Câmara discute pacote baseado em propostas do Ministério Público

O QUE É O PACOTE

  • Intitulado "dez medidas contra a corrupção", traz propostas de mudanças na legislação para dar celeridade aos processos judiciais, além de endurecer punições
  • As medidas foram concebidas pela força-tarefa da Operação Lava Jato em Curitiba e, posteriormente, encampadas pela Procuradoria-Geral da República

PROPOSTAS

1. Prevenção à corrupção, transparência e fontes de informação dos investigadores
Aplicação de "teste de integridade" no serviço público, após treinamento, sem consequências
penais para o servidor
Divulgação estatística dos processos, cíveis e penais, referentes à corrupção
Amparo legal ao informante, que passa a ser chamado de informante confidencial

2. Crime de enriquecimento ilícito de funcionários públicos
Tipifica o crime, com pena de 3 a 8 anos, mais multa

3. Crimes contra a administração pública
Eleva penas para crimes contra a administração pública e os coloca no rol de crimes hediondos caso o valor desviado seja maior do que cem salários mínimo (R$ 88 mil hoje)

4. Recursos
Extinguem-se recursos considerados meramente protelatórios

5. Ação de improbidade administrativa
Agiliza o processo e confere legitimidade ao Ministério Público para celebrar acordo de leniência com pessoas físicas e jurídicas

6. Prescrição
Endurece as regras para que os réus se livrem devido à morosidade judicial

7. Provas
Dificulta a anulação de provas, mas as obtidas de maneira ilegal, mesmo de boa-fé, continuam inválidas

8. Caixa dois
Criminaliza especificamente o crime de caixa dois eleitoral e responsabiliza também os partidos políticos pela prática

9. Bancos e a Justiça
Estabelece multa a bancos por descumprimento de ordem judicial

10. Perda de bens
Estabelece perda de bens ou valores que tenham origem em atividade ilícita grave

11. Delação
Cria a figura do "reportante do bem". A pessoa que passar informação sobre crime ao qual não esteja envolvida terá direito a proteção de identidade e receberá parte dos valores ressarcidos e das multas aplicadas aos infratores

12. Acordos
Defesa e acusação poderão em crimes menos graves
fazer um "acordo de culpa", com definição da pena, cabendo ao juiz a homologação. Objetivo é simplificar os processos e desafogar a Justiça.

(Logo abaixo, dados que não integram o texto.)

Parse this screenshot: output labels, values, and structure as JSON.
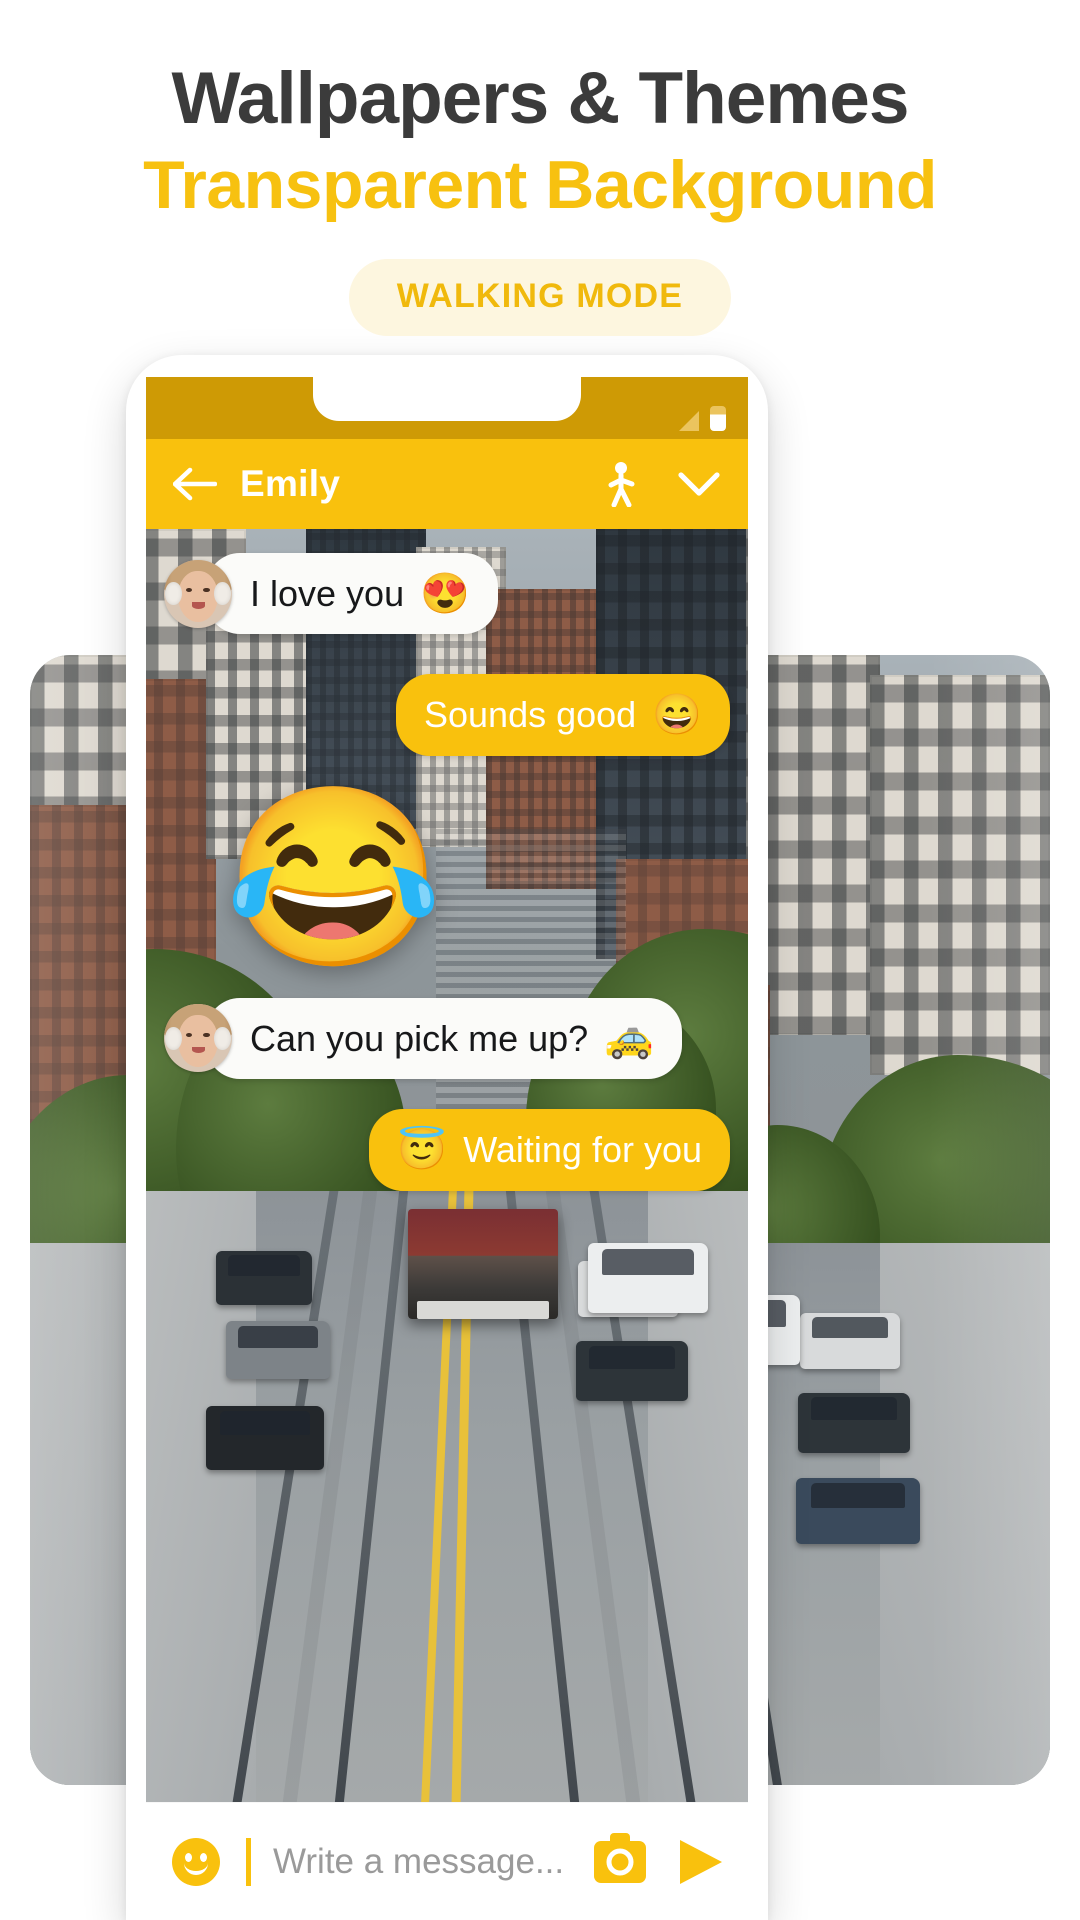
{
  "promo": {
    "headline_line1": "Wallpapers & Themes",
    "headline_line2": "Transparent Background",
    "badge_label": "WALKING MODE",
    "colors": {
      "headline_dark": "#3B3B3B",
      "headline_accent": "#F7C110",
      "badge_bg": "#FDF6DF",
      "badge_text": "#F0B90C"
    }
  },
  "phone": {
    "statusbar": {
      "signal_icon": "signal-bars-icon",
      "battery_icon": "battery-icon"
    },
    "appbar": {
      "back_icon": "back-arrow-icon",
      "contact_name": "Emily",
      "walking_icon": "walking-person-icon",
      "chevron_icon": "chevron-down-icon",
      "bg_color": "#F9C10D"
    },
    "chat": {
      "wallpaper_name": "san-francisco-cable-car-street",
      "messages": [
        {
          "id": "msg-1",
          "direction": "in",
          "avatar": "emily-avatar",
          "text": "I love you",
          "emoji": "😍",
          "emoji_name": "heart-eyes-emoji"
        },
        {
          "id": "msg-2",
          "direction": "out",
          "text": "Sounds good",
          "emoji": "😄",
          "emoji_name": "grinning-smiling-eyes-emoji"
        },
        {
          "id": "msg-3",
          "direction": "sticker",
          "emoji": "😂",
          "emoji_name": "tears-of-joy-emoji"
        },
        {
          "id": "msg-4",
          "direction": "in",
          "avatar": "emily-avatar",
          "text": "Can you pick me up?",
          "emoji": "🚕",
          "emoji_name": "taxi-emoji"
        },
        {
          "id": "msg-5",
          "direction": "out-emoji-first",
          "text": "Waiting for you",
          "emoji": "😇",
          "emoji_name": "halo-smiling-emoji"
        }
      ]
    },
    "composer": {
      "emoji_icon": "smiley-face-icon",
      "input_placeholder": "Write a message...",
      "input_value": "",
      "camera_icon": "camera-icon",
      "send_icon": "send-arrow-icon"
    }
  }
}
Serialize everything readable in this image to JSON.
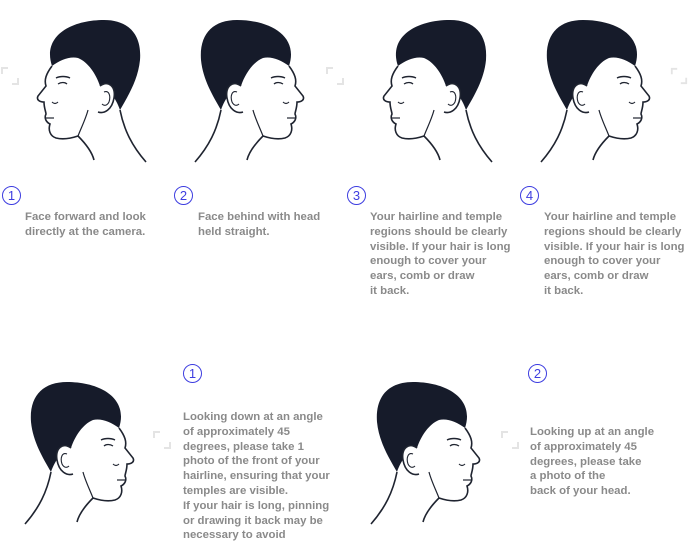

13. Combate à corrupção e lavagem de dinheiro
Cria comissões permanentes e sistema de base de dados com o objetivo de combater a corrupção e a lavagem de dinheiro

14. Cumprimento da pena
Deixa claro na legislação a recente jurisprudência do STF para que o cumprimento da pena tenha início após a conclusão na segunda instância.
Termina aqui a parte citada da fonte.